In 1840, in the lean years just before the Great Famine struck Ireland, a three-storey mill was erected outside Nohoval as part of what local tradition records as a Famine relief project - a public works scheme designed to put hungry men in employment building infrastructure. The mill ground grain through the 19th century before falling into ruin. In 1994 it was bought, restored, and converted into a private dwelling. The same fate has befallen many of Ireland's surviving Famine-era industrial buildings: mills, schoolhouses, workhouses, eventually emptied as rural depopulation continued through the 20th century, then a generation later rediscovered as 'authentic' stone-walled homes by people whose ancestors had been forced to leave them.

Two Churches, One Parish

Nohoval has two parish churches, reflecting the religious geography of southern Ireland. The Church of Ireland parish church is Nohoval Church, also known as St Peter's, under the jurisdiction of the (Protestant) Diocese of Cork, Cloyne and Ross.

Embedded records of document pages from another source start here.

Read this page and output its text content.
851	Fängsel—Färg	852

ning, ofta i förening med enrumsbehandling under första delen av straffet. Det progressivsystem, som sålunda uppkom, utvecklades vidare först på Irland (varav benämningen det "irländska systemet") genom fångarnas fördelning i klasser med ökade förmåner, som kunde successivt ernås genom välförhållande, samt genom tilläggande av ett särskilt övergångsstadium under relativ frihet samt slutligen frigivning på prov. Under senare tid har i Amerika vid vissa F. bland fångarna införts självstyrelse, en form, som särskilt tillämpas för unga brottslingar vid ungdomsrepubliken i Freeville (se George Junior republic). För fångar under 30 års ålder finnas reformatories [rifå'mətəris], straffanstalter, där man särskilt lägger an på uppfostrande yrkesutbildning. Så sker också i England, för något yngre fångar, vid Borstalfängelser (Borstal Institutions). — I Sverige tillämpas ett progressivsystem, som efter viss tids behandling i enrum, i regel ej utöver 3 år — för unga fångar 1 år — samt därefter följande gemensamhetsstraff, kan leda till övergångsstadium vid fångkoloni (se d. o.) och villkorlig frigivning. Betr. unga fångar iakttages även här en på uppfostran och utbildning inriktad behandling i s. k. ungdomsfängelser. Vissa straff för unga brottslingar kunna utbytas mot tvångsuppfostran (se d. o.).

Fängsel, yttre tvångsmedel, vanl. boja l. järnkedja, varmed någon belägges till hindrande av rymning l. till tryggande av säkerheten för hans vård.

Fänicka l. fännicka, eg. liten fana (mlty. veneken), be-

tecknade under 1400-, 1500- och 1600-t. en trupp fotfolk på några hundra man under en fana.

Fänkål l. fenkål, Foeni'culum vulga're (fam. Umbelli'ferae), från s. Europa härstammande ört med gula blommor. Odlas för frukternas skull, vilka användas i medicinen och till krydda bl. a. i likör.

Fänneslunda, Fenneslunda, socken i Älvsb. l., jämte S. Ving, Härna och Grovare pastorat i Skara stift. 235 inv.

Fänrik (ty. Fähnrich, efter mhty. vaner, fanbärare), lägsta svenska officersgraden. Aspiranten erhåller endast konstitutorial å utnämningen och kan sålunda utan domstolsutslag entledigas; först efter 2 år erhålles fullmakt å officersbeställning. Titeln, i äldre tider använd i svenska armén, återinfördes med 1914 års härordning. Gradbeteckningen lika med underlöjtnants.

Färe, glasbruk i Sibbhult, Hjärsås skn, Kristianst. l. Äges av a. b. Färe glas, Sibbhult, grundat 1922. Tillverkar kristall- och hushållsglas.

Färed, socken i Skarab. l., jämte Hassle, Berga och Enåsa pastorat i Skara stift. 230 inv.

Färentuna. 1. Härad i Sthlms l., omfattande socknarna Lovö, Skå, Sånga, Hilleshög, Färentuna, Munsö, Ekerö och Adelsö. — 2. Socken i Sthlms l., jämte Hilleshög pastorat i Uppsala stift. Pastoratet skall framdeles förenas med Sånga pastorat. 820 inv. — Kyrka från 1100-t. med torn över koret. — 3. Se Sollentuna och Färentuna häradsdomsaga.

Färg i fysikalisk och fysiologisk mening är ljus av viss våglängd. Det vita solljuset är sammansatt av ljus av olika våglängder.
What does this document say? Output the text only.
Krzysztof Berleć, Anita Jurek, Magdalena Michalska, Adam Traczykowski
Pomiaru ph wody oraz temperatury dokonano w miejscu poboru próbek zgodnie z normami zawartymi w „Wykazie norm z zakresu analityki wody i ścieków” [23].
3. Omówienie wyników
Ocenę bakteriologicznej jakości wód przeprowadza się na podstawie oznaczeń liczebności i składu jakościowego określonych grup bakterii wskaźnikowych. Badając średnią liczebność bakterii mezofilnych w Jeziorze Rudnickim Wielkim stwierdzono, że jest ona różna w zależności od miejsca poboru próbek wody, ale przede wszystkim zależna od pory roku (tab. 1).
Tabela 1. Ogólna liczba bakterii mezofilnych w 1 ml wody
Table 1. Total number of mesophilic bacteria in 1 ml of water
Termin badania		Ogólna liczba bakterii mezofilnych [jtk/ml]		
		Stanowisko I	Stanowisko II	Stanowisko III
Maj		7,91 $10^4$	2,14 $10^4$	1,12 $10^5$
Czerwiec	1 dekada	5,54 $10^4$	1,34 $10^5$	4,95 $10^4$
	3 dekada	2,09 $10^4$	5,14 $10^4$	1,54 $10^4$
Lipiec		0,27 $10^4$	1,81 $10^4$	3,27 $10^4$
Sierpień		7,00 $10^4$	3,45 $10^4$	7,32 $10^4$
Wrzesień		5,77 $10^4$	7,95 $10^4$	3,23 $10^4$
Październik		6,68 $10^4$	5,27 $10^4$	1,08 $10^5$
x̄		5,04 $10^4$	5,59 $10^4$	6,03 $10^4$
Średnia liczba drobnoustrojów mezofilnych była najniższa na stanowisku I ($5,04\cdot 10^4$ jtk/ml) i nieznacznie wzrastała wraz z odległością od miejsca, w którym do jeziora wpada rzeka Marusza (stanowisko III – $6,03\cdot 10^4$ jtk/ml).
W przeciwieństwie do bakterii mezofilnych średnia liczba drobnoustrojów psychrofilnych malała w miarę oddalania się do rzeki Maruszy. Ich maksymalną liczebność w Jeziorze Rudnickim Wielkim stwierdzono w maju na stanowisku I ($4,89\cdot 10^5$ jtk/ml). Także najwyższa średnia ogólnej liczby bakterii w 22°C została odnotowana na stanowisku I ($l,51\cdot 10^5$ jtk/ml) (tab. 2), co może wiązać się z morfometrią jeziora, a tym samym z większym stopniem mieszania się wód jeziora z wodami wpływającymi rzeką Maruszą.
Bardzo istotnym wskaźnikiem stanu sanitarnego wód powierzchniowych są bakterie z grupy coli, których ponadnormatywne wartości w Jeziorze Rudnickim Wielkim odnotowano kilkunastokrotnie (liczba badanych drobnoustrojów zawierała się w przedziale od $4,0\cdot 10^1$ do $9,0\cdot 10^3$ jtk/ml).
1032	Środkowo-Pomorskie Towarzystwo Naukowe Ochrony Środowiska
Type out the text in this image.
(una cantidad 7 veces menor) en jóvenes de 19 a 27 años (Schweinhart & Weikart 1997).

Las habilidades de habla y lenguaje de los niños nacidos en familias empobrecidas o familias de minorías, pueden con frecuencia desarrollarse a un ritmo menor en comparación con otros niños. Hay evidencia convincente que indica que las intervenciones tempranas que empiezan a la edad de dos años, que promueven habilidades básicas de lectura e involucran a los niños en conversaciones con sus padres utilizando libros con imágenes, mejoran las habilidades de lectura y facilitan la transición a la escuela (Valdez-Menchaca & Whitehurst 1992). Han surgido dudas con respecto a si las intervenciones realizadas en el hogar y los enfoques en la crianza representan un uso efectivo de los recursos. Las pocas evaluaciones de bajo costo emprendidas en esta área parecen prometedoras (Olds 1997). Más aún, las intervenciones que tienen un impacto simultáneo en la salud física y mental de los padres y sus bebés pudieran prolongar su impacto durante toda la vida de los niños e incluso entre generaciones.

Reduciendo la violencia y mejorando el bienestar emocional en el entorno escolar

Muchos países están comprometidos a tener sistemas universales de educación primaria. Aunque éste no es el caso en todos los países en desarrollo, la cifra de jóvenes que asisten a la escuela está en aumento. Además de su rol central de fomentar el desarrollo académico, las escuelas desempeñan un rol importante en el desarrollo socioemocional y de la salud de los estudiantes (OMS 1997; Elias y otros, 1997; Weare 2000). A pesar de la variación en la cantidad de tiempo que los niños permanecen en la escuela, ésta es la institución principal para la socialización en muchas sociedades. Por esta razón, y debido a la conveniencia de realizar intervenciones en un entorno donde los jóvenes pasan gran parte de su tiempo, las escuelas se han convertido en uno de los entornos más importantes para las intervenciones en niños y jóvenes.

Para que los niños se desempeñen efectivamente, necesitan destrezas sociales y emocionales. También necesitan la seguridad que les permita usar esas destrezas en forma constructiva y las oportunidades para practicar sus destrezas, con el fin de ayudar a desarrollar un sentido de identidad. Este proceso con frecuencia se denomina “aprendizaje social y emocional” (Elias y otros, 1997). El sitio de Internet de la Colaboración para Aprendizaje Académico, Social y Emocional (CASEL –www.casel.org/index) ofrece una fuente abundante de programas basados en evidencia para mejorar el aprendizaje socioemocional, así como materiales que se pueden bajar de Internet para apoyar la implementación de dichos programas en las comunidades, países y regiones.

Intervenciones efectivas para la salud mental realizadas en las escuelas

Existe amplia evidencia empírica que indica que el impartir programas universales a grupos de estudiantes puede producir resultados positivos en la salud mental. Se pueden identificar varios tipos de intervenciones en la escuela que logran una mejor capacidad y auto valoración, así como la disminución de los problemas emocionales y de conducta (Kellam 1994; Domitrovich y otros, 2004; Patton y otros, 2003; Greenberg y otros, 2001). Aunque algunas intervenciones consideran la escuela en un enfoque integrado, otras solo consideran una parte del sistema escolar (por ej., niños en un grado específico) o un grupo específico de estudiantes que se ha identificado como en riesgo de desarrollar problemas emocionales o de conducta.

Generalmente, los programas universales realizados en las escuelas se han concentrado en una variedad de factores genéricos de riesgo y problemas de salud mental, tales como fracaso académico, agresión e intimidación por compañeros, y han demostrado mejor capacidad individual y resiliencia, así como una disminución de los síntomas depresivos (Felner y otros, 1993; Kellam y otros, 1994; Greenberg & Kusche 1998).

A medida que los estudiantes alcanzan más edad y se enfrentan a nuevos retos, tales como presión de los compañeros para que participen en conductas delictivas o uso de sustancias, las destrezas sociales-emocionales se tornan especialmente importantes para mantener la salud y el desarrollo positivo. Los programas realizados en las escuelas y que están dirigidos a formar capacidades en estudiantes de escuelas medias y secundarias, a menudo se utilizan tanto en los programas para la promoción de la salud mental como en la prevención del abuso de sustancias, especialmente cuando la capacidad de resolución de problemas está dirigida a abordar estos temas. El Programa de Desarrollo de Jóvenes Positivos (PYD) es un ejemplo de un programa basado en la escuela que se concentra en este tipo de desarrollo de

The Catholic parish has St Patrick's Church, under the (Catholic) Diocese of Cork and Ross. The Catholic church also supports the local primary school, Scoil Nuachabhail, where the Bishop of Kerry opened a new extension in 2019. Glebe House - the vestry of the Church of Ireland parish church, built in 1816 - was home to the vicar until 1978 when a widow of one of the clergymen bought it from the church with plans to convert it into a hotel. The hotel never materialised. The house remains, like so much in this corner of Cork, a fragment of a plan that almost happened.

December 1919

Michael Blanchfield was appointed national school teacher in Nohoval in 1899. He taught here for twenty years. Sometime before December 1919 he bought a derelict house about 300 yards outside the village. On a Wednesday night around 11pm, gunshots were heard. The next morning his body lay on the road. The medical examiner found two shotgun charges had hit him; the wounds had punctured a lung and he would have died within minutes even with immediate medical care. The most obvious motive was robbery - he was known to carry sums of money that, by the standards of the time and place, were extraordinary. The cash was gone from the scene. But December 1919 was also the height of the Irish War of Independence, when the IRA was conducting an intelligence and assassination campaign against police informers and crown sympathisers across rural Ireland, and when no-one in any village would investigate gunfire after dark. The newspapers of the time treated the case as 'Terrorism in Cork' - which was the standard framing for any incident of the period. Whether Blanchfield was killed for his money, his politics, or some private grievance has never been determined. The 'fear of the times' that the Wikipedia entry references - hyperlinked, accurately, to the article on the War of Independence - was real and pervasive. People heard the shots and stayed inside.

Quiet Now

Today Nohoval is one of those Irish villages that exists more on tourist maps than in the daily traffic of Cork - a name, a beautiful cove, a couple of churches, the converted mill. The Wild Atlantic Way signposting routes visitors past Nohoval Cove on their way between Kinsale and Carrigaline. A scattering of holiday homes occupies what were once farm cottages. A renovated 200-year-old Georgian house sold here in 2016 for the kind of price that would have astonished anyone living in the village a generation ago. McCarthy's Bar - immortalised in Pete McCarthy's 2000 bestseller of the same name about Irish pub-crawling - was put on the market in 2019 for €225,000, and bought by someone with the same idea every visitor has: I could live here forever. The schoolteacher's murderer is long since dead. The village remembers, mostly, its cove.

From the Air

Nohoval village sits at 51.722 degrees N, 8.401 degrees W on the south coast of County Cork, between Kinsale to the west and Carrigaline to the northeast, about 25 km south of Cork city. The Wild Atlantic Way route runs through the village. Nohoval Cove lies on the coast just south of the village. From the air the area is a patchwork of small fields, scattered farmhouses and the distinctive coastline of small headlands and coves. Cork Airport (EICK) is 12 km north-northeast. Best viewed from 1,500 to 3,500 feet on a coastal track from Kinsale toward Cork Harbour. The Old Head of Kinsale lies 8 km southwest.